The Haus am Waldsee presents the Berlin-based photographer Beate Gütschow (1970) with more than 20 large-scale photographs and videos from her latest production. Idyll and utopia are pivotal concepts for this artist, who studied art with Bernhard Blume and Wolfgang Tilmans from 1993 to 2000 in Hamburg. Her landscapes and cityscapes are reflections of formulas as they were developed in the landscape painting of the 17th and 18th century, when nature was constructed as something highly artificial. Analogically Gütschow constructs her images from photos using digital collage techniques.
In her latest works Gütschow develops cityscapes devoid of human or natural life. She takes the uncontrolled growth of the soulless, interchangeable deserts of concrete that are our metropolises to the extent that the observer is unable to determine his wherabouts. In “somewhere else” the artist, with her precise observation and painstakingly careful work, creates a picture of the future that conjures up the view of human hubris as a vision of horror before our very eyes.

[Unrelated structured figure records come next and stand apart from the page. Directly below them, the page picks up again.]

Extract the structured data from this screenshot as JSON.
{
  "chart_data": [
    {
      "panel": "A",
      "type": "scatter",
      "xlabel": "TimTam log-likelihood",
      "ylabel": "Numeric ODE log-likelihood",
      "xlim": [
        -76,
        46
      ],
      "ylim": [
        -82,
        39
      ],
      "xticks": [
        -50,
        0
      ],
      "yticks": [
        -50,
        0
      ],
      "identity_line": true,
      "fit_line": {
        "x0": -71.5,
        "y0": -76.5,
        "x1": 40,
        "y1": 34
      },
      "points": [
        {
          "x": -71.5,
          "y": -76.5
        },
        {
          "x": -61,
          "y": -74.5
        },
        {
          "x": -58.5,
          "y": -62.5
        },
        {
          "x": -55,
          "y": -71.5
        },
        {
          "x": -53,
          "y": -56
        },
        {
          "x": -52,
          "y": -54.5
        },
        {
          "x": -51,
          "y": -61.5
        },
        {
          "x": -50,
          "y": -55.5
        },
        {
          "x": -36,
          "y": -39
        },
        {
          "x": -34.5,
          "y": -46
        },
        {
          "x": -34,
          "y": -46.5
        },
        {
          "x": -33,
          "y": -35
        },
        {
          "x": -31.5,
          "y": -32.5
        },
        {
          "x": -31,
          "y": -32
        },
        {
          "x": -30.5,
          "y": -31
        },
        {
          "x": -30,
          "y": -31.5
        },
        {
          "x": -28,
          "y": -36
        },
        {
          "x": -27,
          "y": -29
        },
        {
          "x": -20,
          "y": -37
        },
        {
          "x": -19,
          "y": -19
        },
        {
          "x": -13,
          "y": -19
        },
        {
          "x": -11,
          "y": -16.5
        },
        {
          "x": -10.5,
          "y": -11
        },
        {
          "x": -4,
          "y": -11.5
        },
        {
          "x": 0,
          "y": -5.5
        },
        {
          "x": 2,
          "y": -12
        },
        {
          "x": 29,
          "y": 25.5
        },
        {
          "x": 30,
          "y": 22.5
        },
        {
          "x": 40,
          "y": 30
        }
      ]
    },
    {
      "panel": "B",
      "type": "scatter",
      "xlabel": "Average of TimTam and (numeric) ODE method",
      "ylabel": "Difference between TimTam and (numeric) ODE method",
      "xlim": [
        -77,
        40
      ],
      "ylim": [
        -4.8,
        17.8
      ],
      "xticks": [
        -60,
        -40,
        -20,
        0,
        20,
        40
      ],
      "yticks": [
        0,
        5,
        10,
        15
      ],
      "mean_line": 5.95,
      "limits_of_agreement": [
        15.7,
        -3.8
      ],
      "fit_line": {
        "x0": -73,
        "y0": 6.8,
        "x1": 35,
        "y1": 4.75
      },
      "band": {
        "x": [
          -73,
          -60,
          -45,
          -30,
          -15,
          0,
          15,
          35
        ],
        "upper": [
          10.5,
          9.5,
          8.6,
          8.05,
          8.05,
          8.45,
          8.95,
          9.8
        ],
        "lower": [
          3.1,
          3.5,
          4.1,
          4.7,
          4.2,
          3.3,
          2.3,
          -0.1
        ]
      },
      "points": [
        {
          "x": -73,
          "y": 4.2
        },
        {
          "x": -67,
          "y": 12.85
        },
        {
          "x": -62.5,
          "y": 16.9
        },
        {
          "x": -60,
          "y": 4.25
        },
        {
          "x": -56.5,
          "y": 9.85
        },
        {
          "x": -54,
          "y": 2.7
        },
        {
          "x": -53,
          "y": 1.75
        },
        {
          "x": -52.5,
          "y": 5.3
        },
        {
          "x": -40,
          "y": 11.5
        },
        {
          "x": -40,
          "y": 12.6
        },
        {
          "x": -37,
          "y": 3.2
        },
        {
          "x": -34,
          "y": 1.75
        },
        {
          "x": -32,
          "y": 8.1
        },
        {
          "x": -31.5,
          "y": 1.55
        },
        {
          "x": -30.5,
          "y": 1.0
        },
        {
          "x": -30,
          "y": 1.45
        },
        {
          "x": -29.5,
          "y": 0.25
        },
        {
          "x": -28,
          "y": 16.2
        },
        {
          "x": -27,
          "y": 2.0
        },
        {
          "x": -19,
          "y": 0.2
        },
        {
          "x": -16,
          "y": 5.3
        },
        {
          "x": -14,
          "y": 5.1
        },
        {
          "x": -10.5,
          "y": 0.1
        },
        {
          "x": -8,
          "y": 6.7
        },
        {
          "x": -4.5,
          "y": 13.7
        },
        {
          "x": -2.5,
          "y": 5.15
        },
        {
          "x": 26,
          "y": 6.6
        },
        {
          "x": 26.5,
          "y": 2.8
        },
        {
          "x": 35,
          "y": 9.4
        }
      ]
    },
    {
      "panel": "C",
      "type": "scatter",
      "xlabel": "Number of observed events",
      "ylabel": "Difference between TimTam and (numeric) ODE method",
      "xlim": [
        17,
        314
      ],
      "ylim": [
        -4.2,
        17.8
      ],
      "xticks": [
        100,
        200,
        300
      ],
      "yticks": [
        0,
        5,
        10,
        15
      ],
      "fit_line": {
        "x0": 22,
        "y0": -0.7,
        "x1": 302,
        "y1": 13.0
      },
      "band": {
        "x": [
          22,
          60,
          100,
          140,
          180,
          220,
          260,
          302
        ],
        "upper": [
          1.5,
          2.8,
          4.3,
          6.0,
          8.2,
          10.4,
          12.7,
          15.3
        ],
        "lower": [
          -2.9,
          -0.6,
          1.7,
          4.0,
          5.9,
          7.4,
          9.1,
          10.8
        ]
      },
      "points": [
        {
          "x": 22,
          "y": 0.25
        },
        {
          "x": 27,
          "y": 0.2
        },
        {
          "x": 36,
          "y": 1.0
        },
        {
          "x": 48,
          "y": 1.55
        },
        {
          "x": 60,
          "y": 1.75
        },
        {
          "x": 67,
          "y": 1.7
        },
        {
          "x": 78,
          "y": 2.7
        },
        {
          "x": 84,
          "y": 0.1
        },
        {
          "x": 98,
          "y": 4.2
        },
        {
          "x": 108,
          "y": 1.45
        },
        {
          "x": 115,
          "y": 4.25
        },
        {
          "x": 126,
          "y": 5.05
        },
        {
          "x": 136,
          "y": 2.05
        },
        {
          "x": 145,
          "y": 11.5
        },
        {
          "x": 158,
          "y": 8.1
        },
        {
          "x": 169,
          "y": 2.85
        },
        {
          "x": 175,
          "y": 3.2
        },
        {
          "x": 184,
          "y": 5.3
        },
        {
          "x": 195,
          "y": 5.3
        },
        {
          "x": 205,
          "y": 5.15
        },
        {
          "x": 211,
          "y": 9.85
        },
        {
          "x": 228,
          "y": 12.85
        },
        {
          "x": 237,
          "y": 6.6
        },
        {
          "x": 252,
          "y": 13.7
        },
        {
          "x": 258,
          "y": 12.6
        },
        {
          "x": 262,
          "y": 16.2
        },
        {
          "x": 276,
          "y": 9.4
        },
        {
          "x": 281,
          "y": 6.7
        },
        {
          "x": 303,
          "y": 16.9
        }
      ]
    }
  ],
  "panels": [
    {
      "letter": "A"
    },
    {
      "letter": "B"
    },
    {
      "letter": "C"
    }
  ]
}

Upon finishing her studies, Gütschow began an intense examination of the interface between photography and painting in the time of Caspar David Friedrich. In a time in which landscapes were still created inside a studio, the utopia of a landscape consisted in its construction and idealization, expressed by great landscape painters such as Claude Lorrain, John Constable, Nicolas Poussin, Jacob van Ruisdael, Claude Vernet and Thomas Gainsborough. It was not until after the invention of photography as well as plein-air painting that this was to change in the course of the 19th century.
A catalogue will accompany the exhibition (ISBN 97-3-8321-901-0).